Let me tell you why going on a date when you have kids is hard: because you have kids. You can’t just up and go when you want anymore; there is a military amount of coordination that must take place.
First, you have to secure a sitter. Then, you have to prepare the children for your absence and then, ultimately, you have to make plans and actually follow through.
The other week, my partner, Randy, and I had planned to go out on what would amount to our second date night post-baby. We have a three-child household now and, in the last year, we’d only collectively been out sans kids when we saw David Sedaris in all his glory at a reading at Ovens Auditorium. And I’m pretty sure you don’t get much more adult than that.
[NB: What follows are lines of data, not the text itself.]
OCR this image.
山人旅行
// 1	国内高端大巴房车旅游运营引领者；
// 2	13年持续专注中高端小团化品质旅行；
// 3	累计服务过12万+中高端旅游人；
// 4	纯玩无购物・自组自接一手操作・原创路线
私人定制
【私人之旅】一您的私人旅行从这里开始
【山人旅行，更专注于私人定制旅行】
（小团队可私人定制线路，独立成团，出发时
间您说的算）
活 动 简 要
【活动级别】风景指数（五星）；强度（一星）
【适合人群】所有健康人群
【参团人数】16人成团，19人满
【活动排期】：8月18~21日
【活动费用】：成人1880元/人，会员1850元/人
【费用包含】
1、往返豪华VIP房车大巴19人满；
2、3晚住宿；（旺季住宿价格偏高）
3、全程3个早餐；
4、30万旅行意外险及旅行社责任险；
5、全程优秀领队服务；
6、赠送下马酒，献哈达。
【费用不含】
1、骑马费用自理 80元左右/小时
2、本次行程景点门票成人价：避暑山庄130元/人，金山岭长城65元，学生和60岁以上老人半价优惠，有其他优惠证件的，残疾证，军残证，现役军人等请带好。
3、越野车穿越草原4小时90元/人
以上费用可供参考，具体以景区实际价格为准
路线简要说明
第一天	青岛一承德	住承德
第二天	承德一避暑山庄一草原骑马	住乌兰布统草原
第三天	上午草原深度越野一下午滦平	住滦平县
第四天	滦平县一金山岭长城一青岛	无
We’d planned another date night that went bust a few weeks ago. For months we’d looked forward to seeing Open Mike Eagle at The Evening Muse but, as happens so often to new, tired, defensive parents, we found ourselves in a cyclical argument about who does what that ended with me flying solo to the show and having drinks with a friend and Open Mike himself at Growlers afterwards.
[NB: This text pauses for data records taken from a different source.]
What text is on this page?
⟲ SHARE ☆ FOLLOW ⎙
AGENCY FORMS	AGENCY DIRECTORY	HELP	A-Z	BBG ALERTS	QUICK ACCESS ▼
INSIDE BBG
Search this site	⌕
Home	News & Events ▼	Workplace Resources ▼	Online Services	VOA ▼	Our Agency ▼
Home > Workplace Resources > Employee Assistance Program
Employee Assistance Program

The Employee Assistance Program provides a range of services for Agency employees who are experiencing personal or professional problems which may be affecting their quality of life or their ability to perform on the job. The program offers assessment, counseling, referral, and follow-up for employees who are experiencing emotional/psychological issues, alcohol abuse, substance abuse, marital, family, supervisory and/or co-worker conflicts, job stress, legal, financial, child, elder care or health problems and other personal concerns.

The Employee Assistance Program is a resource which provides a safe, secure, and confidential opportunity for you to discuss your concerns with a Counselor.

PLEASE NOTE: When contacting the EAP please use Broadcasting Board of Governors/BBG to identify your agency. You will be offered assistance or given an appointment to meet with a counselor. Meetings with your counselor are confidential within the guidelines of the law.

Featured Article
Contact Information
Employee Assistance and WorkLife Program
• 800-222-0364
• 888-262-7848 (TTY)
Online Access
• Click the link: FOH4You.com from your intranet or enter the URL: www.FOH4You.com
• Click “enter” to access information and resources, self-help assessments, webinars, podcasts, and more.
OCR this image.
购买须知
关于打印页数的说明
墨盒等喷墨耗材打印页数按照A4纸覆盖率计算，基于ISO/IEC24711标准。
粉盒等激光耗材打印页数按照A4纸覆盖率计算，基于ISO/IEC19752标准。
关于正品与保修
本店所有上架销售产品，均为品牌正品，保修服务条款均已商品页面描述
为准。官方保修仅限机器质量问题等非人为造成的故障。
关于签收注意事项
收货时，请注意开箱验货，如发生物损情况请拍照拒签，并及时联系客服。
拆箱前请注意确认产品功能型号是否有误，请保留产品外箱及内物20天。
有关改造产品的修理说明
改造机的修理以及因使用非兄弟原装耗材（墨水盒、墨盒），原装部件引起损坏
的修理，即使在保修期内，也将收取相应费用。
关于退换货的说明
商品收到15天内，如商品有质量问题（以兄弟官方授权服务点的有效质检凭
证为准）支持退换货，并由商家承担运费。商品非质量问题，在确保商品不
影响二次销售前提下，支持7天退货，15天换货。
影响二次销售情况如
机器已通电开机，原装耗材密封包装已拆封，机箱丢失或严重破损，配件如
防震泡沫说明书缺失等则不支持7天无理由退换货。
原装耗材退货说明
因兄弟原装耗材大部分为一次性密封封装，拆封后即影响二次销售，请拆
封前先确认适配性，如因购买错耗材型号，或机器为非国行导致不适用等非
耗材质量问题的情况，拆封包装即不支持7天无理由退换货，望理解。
So basically, I spent our second date night without my date. (I’m not all bad—I did pick Randy up a vinyl of his favorite album. I have a heart!)
Normally when we go out, if we even make it out, it’s somewhere quick and easy, somewhere with coloring sheets and kids menus. These meals are spent avoiding spills, spiffs, and keeping our baby in her high chair.
I wanted to go out hands-free, quiet, somewhere that didn’t even have crayons. I messaged my mom: “We need a date. Friday or Saturday?” Since I didn’t give her an option for “neither”, she chose Saturday to watch the kids, and I began to plan accordingly. As the day drew closer my mother came down with a stomach bug (the nerve of this woman) and ultimately couldn’t make it.
Randy and I have been “those parents” who haven’t left their new baby with a sitter yet, so we didn’t have a backup plan. The date fell through.
I told a friend our story, who then demanded we go out while he and his girlfriend tag-teamed babysitting. Pro tip: get you some friends like this.
After much Instagram fanfare, the new Not Just Coffee in Dilworth was to be our destination. We walked in awkwardly and took a seat at the bar, nuzzling like horses, bragging to anyone who would listen that we didn’t have kids with us.
Settling into our lone existence, we sampled small plates and cocktails, trying what new beers were on tap. Then, at about 8 p.m., just as our incredible bartender, Ben, had made us our second drink (try the Rye Chai, y’all), and just after the kids’ bedtime, my daughter FaceTimed me.
It’s not that I don’t want to talk to my kids. Really, it’s not. It’s just that I always talk to my kids. I wanted to place them in the care of others and for them to do what they were supposed to do, which was be in bed when I got home and leave me the hell alone. Piece of cake.
I stepped to the bathroom as she passed me off to my son, who was having a hard time settling in for the night. In an act of desperation, I told him he could use my computer to watch a movie, that I loved him and would see him in the morning. (My kind and gentle words were backed by the desire to re-enter the adult world of the bar.) He assured me he’d go straight to sleep.
The night went on and we took full advantage of this night out as our sitters sat in our house, quietly listening to records and playing with our dog. We returned home at about midnight, after one last drink with our pals at Rhino Market, high on having just been out responsibility-free for a while and ready for bed.
Walking in the door and back into our child-filled reality, the dog went crazy and woke the baby, who I then had to rock and nurse. Switching gears, here.
Randy headed downstairs to turn off the lights and check on the kids, and found my son still glued to the computer screen hours later, quietly basking in this rare bedtime occurrence, our sitters and dear friends unaware.
Date night ain’t what it used to be—there are curfews, responsibilities and the chance that when you get home you have to get right back at it. Sometimes you go out as planned, sometimes you fight and go your separate ways.
But every once in a while, you get to head out, gaze into each other’s eyes, and spend a few hours away from your kids, talking about your kids. This is your life now.